Geçtiğimiz hafta bir gece yarısı kararnamesi ile görevinden alınan Milli Eğitim Bakan Yardımcısı Ahmet Emre Bilgili'nin yerine Nazif Yılmaz atanmıştı. Nazif Yılmaz'ın Din Öğretimi Genel Müdürlüğü'nden bakan yardımcılığına atandığı ortaya çıkmıştı. Yılmaz, 2 Ocak 2014 tarihinden itibaren Millî Eğitim Bakanlığı Din Öğretimi Genel Müdürü olarak görev yapıyordu.

Cumhuriyet gazetesi yazarı Barış Terkoğlu, bugünkü köşe yazısında Milli Eğitim Bakanlığı Yardımcısı görevine Nazif Yılmaz’ın atanmasıyla ilgili dikkat çeken sözlerde bulundu. Terkoğlu bu atamanın sıradan bir atama olmadığını dile getirerek, “Yılmaz, eğitimden neredeyse “dini eğitimi” anlıyor. Bütün uzmanlığı bunun üzerine.” diye yazdı. Devamında ise Milli Eğitim’in artık dinci vakıfların, tarikat ve cemaatlerin resmen elinde olduğunu belirtti.

BİLAL ERDOĞAN İDDİASI
Milli Eğitim kulislerinde bu atamanın anlamını soruşturduğunu açıklayan Terkoğlu,“Bilal Erdoğan bakan olsa ancak bu kadar olurdu” dediler.” dedi. Öte yandan Terkoğlu, göreve atanan Nazif Yılmaz’ın , Bilal Erdoğan’ın doğrudan tanıdığı, bildiği, desteklediği bir isim olduğunu da yazdı.
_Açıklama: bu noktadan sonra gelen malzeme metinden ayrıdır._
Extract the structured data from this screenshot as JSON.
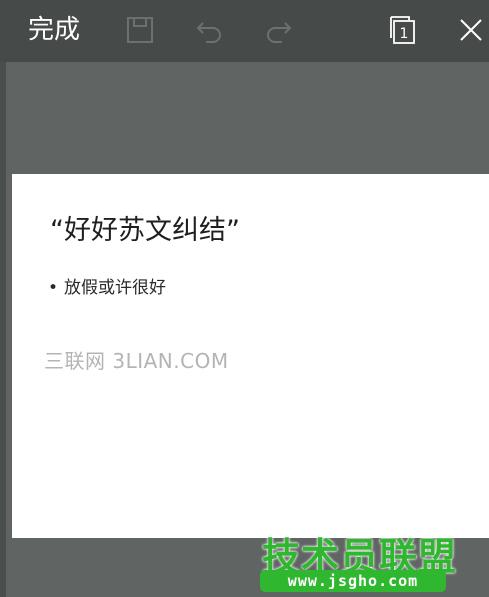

Terkoğlu kulislerde anlatılanlara göre diyerek şöyle dedi: “TÜGVA, TÜRGEV, ENSAR, İlim Yayma Cemiyeti ve Cihannüma dernekleri bir süredir okullarda dini eğitimde yaşananlardan şikâyet ediyor, kulis yapıyorlardı. “Bizim için okullardaki dini eğitim önemli” diyen vakıf temsilcileri Bilal Erdoğan’la bir araya geldi “diye yazdı.

Yazar Terkoğlu, vakıf temsilcilerinin Nazif Yılmaz’ın Bilgili’nin yerine getirilmesini istediklerini aktardı. Ardından Milli Eğitim Bakanı Mahmut Özer ile görüşerek onu da ikna ettiklerini yazdı. Terkoğlu, son olarak ise vakıf temsilcilerinin bizzat Cumhurbaşkanı ile görüşerek, “Dini eğitim ile ilgili problemler yaşıyoruz, Nazif Yılmaz’ı istiyoruz” dediklerini açıkladı.

Terkoğlu, Erdoğan’ın da olumlu bakması üzerine ise atama gerçekleştiğini böylece her kesimin çocuğunu eğitmekle görevli Milli Eğitim'in bir grubun amaçlarına teslim edildiğini belirtti.

Terkoğlu yazısında şu ifadelere yer verdi:

Nazif Yılmaz “Türkçe öldü” diyerek imam hatiplerde Türkçe konuşmayı yasaklamayı öneren isim. Yayımladığı bildiri unutulur mu:

Arapça öğretilirken ikinci bir dil kullanılmaması gerekir. Öğrenciler, öğretmenleri ile ancak Arapça diyalog kurabileceklerdir. Öğrenci teneffüslerde öğretmeni ile ancak Arapça konuşabilir. Ya konuşur ya da yanında tercüman getirir.”

Yılmaz, kendisi öğretmenken yaptığı uygulama sayesinde aldığı sonucu şöyle anlatıyor:

Türkçe konuşmanın yasak olmasıyla öğrenciler mecbur kaldıkları için ister istemez Arapça konuşmaya başladılar. Rüyalarında dahi Arapça konuşanlar oldu.

Dün Atatürk fotoğrafının parçalandığı Kabataş Lisesi’nin Müdür Yardımcısı’nın beş yıl önceki söylediği sözleri hatırladınız mı: “Bütün okullarımızın imam hatip lisesi gibi olması zamanı geldi.” Beş yıl sonra Nazif Yılmaz’lar sayesinde o noktaya ulaştık!

Hepimizin vergileriyle finanse edilen, bir yurttaşlık hakkı olan kamu eğitimi, dinci vakıfların insafına terk edilmişti. Yeni görevlendirme bunun sembolü oldu. Kendi çocuklarımızın geleceğine bile karar veremediğimiz düzene Türkçe bir kelime bulsak ne derdik?